Il va sans dire que le raffineur qui n’a pu acquitter que 2,000 fr., a jeté dans la consommation tout ce qu’il faut de sucre pour qu’à l’entrée ce droit soit de 8,000 fr.

Mais il y a des raffineurs qui prennent pour leur compte ces transferts, et qui par conséquent, après avoir exporté 55, ont encore du sucre exportable. Toutefois, j’ai toujours pensé que les neuf dixièmes des transferts se font par des négociants qui fraudent ou éludent la loi.

Celui qui achète le sucre brut à très bas prix ne peut tirer 55, cela est évident ; il n’en tirera que 40 p. c. Mais vu la modicité du prix qu’il a mis dans l’achat de la matière première, et vu la mélasse qu’il peut avoir en plus grande quantité, et qui n’est pas atteinte par l’accise, il peut se tirer d’affaire.

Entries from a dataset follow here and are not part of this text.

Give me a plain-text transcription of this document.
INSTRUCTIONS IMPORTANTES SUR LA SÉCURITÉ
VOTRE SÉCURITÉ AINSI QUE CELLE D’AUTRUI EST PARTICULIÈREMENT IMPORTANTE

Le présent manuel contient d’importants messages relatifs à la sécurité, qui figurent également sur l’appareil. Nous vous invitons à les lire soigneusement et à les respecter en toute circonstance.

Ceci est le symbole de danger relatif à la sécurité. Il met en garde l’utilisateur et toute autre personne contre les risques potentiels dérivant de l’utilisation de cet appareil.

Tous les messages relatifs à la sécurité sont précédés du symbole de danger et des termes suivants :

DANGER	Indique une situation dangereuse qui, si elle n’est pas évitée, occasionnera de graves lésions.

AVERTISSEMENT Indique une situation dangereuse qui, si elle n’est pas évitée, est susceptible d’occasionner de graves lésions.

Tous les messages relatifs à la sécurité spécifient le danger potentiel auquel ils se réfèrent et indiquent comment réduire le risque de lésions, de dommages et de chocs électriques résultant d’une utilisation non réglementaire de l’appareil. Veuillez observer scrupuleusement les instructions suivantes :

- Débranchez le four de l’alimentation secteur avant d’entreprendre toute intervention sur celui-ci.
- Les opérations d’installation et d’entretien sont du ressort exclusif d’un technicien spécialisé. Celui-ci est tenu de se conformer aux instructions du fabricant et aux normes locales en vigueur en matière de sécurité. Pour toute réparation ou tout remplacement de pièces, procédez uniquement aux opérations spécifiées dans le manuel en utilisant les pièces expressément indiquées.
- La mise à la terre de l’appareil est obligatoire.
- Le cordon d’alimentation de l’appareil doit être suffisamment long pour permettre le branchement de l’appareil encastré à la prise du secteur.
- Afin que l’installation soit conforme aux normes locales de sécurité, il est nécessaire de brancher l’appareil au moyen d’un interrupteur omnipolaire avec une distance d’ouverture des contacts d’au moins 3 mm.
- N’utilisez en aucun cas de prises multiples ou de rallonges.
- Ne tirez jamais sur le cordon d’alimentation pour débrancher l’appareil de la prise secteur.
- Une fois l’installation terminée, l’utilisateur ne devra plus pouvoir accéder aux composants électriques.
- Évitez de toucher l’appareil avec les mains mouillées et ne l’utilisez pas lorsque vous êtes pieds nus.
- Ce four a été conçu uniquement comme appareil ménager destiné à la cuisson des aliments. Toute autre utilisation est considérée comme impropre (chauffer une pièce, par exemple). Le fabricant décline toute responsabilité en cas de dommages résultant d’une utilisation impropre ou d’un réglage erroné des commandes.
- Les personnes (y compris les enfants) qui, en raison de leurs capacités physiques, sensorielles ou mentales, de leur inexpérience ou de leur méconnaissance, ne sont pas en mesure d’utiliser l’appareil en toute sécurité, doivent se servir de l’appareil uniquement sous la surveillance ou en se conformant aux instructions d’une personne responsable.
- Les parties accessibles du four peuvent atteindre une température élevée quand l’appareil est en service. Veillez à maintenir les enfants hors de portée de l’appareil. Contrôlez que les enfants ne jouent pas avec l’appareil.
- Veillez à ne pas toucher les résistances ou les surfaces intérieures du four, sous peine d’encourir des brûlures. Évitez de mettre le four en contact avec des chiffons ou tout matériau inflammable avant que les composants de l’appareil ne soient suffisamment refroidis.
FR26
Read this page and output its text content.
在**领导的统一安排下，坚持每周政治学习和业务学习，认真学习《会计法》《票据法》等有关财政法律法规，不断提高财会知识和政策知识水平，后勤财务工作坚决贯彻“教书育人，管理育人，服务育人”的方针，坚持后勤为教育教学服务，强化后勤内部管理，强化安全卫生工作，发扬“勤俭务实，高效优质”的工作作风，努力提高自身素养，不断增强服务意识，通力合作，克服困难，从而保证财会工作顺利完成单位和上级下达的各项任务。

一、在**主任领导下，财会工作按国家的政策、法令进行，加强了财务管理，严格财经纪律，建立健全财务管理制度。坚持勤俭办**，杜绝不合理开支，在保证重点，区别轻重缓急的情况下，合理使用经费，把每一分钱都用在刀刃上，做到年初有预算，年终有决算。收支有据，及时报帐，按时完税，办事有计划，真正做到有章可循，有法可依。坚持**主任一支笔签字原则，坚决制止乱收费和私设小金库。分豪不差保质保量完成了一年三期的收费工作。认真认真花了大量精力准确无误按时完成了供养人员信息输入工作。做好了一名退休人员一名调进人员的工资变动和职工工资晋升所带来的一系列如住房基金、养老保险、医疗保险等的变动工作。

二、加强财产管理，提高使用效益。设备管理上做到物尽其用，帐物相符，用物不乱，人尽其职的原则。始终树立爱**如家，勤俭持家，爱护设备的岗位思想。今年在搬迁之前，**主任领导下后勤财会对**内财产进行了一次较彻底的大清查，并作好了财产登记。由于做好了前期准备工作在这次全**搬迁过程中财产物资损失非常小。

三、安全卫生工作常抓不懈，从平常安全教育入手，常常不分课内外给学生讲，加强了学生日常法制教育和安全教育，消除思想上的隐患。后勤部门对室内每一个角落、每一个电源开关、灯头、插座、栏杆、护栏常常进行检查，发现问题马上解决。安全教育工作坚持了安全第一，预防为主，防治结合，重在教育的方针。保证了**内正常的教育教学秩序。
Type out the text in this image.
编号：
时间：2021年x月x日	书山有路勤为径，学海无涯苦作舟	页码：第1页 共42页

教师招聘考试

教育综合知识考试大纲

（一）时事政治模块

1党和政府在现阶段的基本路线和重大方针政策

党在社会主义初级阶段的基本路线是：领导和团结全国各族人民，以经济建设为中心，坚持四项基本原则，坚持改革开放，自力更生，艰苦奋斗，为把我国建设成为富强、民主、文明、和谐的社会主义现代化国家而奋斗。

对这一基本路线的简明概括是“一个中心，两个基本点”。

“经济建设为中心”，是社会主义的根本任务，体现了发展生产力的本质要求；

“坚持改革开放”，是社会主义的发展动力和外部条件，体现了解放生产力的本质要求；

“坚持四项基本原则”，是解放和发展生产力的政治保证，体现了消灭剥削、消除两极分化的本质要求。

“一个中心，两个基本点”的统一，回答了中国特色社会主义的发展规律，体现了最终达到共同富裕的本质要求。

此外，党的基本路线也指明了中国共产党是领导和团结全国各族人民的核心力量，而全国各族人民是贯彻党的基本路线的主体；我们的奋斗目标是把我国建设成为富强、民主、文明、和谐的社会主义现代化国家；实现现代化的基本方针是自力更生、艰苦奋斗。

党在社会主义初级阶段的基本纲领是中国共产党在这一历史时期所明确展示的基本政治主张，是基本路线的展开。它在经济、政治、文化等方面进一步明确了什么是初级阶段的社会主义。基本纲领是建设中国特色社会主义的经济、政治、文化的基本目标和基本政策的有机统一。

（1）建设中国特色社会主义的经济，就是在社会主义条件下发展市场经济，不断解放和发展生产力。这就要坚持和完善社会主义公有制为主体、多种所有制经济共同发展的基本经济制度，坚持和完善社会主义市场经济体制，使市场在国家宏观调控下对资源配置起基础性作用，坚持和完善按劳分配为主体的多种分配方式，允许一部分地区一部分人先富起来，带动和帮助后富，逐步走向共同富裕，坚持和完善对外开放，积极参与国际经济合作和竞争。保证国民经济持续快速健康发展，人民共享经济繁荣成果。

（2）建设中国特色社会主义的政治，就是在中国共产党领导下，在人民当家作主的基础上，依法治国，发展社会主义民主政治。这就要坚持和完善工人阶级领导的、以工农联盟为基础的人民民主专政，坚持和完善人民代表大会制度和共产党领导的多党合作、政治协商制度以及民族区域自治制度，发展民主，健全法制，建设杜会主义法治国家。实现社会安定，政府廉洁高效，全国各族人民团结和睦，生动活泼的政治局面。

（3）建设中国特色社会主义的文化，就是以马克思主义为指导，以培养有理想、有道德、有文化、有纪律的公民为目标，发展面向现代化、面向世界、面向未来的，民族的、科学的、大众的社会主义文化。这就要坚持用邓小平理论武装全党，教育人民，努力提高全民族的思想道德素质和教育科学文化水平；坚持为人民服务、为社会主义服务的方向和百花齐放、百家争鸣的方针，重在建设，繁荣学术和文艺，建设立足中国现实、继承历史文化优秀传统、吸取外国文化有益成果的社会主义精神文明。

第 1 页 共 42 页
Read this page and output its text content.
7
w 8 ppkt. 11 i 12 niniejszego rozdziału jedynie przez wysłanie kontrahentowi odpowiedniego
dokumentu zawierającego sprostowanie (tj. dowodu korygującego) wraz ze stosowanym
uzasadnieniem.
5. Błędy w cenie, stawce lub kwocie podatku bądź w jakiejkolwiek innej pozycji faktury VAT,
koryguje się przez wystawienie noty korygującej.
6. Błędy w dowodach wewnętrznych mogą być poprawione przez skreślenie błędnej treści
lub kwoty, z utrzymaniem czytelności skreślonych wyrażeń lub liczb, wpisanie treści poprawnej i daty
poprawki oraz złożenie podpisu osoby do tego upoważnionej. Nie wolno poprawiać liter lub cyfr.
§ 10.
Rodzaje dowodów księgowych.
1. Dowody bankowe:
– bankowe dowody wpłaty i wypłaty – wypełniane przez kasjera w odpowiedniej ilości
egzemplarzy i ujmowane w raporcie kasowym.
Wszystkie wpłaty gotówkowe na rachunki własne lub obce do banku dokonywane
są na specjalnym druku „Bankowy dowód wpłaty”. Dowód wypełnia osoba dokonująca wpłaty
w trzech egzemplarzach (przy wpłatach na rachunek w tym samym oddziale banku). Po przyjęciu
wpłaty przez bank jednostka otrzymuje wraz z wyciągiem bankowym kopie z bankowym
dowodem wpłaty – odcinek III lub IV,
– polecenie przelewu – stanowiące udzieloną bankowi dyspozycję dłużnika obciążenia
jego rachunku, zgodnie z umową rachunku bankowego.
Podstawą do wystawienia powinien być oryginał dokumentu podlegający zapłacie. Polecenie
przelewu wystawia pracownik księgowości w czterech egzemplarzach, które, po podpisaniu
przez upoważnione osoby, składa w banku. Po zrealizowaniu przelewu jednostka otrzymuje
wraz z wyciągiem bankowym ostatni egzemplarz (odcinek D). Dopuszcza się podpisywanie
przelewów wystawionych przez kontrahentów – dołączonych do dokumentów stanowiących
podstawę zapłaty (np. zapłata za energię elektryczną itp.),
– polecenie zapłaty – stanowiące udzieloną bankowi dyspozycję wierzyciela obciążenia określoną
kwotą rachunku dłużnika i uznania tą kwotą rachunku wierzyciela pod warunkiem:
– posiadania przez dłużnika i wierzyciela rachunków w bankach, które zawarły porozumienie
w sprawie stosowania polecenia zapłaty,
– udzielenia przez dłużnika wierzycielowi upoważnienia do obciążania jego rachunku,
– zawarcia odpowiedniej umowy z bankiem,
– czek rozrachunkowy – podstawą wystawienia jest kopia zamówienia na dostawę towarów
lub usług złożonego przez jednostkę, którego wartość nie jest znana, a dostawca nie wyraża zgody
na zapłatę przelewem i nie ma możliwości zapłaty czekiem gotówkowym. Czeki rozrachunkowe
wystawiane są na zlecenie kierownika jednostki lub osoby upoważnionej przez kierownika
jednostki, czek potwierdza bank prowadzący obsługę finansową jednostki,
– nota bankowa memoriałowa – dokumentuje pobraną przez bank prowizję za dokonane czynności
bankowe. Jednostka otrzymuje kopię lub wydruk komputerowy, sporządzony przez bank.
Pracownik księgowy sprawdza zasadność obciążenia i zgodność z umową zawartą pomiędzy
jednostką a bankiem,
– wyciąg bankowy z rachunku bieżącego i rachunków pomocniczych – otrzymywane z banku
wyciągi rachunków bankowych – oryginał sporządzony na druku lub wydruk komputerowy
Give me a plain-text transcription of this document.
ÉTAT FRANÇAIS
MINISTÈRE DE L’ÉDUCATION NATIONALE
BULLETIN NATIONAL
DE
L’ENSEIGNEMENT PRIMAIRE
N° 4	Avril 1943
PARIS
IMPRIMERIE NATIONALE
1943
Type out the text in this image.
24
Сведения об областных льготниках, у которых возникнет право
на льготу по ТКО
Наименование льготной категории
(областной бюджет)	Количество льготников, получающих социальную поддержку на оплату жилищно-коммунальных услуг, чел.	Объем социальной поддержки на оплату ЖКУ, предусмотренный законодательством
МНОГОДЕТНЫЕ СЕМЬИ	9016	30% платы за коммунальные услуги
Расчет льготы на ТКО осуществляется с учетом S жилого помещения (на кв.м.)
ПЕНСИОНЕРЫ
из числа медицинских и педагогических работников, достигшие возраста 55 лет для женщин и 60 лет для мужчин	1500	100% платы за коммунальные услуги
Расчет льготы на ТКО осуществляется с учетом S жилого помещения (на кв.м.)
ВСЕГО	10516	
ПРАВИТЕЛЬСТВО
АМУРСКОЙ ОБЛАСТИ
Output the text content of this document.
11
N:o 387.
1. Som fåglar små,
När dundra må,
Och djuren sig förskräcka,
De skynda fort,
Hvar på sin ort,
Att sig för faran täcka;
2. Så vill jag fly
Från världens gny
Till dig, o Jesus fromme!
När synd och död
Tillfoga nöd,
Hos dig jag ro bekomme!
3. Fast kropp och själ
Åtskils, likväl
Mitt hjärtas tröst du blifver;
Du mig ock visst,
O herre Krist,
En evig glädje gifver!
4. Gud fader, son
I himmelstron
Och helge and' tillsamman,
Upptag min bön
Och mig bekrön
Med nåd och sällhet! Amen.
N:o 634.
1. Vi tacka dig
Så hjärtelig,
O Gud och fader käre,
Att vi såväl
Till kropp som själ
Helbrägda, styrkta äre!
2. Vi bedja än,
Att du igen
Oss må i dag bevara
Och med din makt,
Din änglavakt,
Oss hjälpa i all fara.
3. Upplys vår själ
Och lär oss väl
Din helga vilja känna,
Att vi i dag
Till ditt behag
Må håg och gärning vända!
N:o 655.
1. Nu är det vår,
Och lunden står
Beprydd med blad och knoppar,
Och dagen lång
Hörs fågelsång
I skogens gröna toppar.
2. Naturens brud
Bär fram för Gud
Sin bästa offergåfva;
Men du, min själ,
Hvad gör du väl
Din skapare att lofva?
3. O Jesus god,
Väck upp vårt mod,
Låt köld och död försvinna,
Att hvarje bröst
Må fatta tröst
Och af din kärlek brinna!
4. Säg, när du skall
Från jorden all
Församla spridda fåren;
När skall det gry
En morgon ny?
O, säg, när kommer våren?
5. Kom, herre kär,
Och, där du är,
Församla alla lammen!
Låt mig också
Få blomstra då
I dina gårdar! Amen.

Remarquez que la mélasse seule ne donnerait pas de bénéfice. Elle se vend 36 fr. les 100 kilog. ; et comme le droit est de 37, le marchand y mettrait du sien en n’opérant que sur cette matière. Vous avez entendu ce que l’on a dit à cet égard : voilà les absurdités dans lesquelles on tombe quand on ne connaît pas le sujet que l’on traite.

Si un raffineur achète du sucre très beau, il en obtient 60, 65 ; et il peut se rattraper sur le haut prix qu’il a mis à son achat.

Si le raffineur fait un mélange de beau sucre brut avec du sucre brut de qualité inférieure, il retire à peu près 55 et pas au-delà.

L’honorable M. Metz en parlant des législations des peuples qui nous environnent, est tombé dans l’erreur. Il a dit qu’au fur et mesure que le talent du raffineur avait grandi, on avait changé la législation ; et il en a tiré la preuve de la comparaison de la législation de 1822 à celle de 1829.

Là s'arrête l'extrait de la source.